Algerine (1873 — c. 1892) was an American Thoroughbred racehorse that won the 1876 Belmont Stakes and was the maternal grandsire of Rhoda B, the dam of the 1907 Epsom Derby winner Orby.

==Pedigree==
Algerine was foaled in 1873 at Bullfield Stud, formerly located in Hanover Junction, Virginia. Bullfield Stud was owned by Major Thomas Walker Doswell (1823 — 1890), and it was a premiere Thoroughbred breeding farm in the years preceding the Civil War. Algerine is described as a blood bay with black points and no white markings that stood 15.3 hands tall.

Abd-el-Kader, Algerine's sire, (foaled in 1865) was a son of the imported British stallion Australian out of the Bethune mare, Rescue. Australian also notably sired Spendthrift and Springbok. Adb-el-Kader was a successful long-distance racer, notably winning a 4 mi race at Saratoga in a time of 7:31 3/4. An injury to his hips as a two-year-old resulted in his having poor hip conformation. As a sire, Algerine is his most notable offspring. Abd-el-Kader died at Bullfield Stud on December 4, 1885, at the age of twenty.
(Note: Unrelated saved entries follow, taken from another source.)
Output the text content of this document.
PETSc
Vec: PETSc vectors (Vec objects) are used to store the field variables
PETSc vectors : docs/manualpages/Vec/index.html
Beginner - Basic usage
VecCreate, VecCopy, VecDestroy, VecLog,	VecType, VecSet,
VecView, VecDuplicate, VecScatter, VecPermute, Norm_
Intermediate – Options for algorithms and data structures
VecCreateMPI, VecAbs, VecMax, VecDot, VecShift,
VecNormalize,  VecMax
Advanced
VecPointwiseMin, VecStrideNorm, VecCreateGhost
Algerine's dam, Nina, (foaled in 1848) was sired by Boston out of the imported British mare Frolicsome Fanny. Nina won 23 races in 27 starts and was more successful in long-distance races between 2 and 4 mi long. Nina raced until she was four years old and produced Planet in her first season as a broodmare at Doswell's Bullfield Stud. She also produced the good runner Exchequer in 1856. Nina was 25 years old when she foaled Algerine, and her last foal was his full-sister Algeria (foaled 1875). Nina died at the age of 31 years on September 19, 1879, and she was the last surviving offspring of Boston.

==Racing career==
Algerine did not race at the age of two years and he made his racing debut in the 1876 Preakness Stakes, finishing third behind the winner Shirley and Rappahonnock. His next start was the Belmont Stakes, run at Jerome Park Racetrack, and he had not won any races (was still a maiden) before the Belmont. He was unplaced in the 1876 Dixie Stakes and started five times as a four-year-old, placing behind Parole in the 1877 Maturity Stakes and he ran unplaced in the All-Age Sweepstakes.

===1876 Belmont Stakes===
The 1876 field consisted of five horses, including August Belmont's Fiddlesticks. Algerine won the 1 1/2 mile race over dirt in two minutes and 40.5 seconds.

==Breeding career==
Algerine was sold after his racing career to congressman William Lawrence Scott and stood as stud at the Algeria Stud farm in Erie, Pennsylvania. When Scott died in September 1891, Algerine was still listed as a stallion at the farm. However, he was not listed as one of the lots in the dispersal auction of the Algeria Stud that occurred in October 1892, indicating that he was sold by other means or he most likely died during this period. In S. D. Bruce's report of foals born in 1894, there is no record of any sired by Algerine that year and no mares were covered by him in 1893.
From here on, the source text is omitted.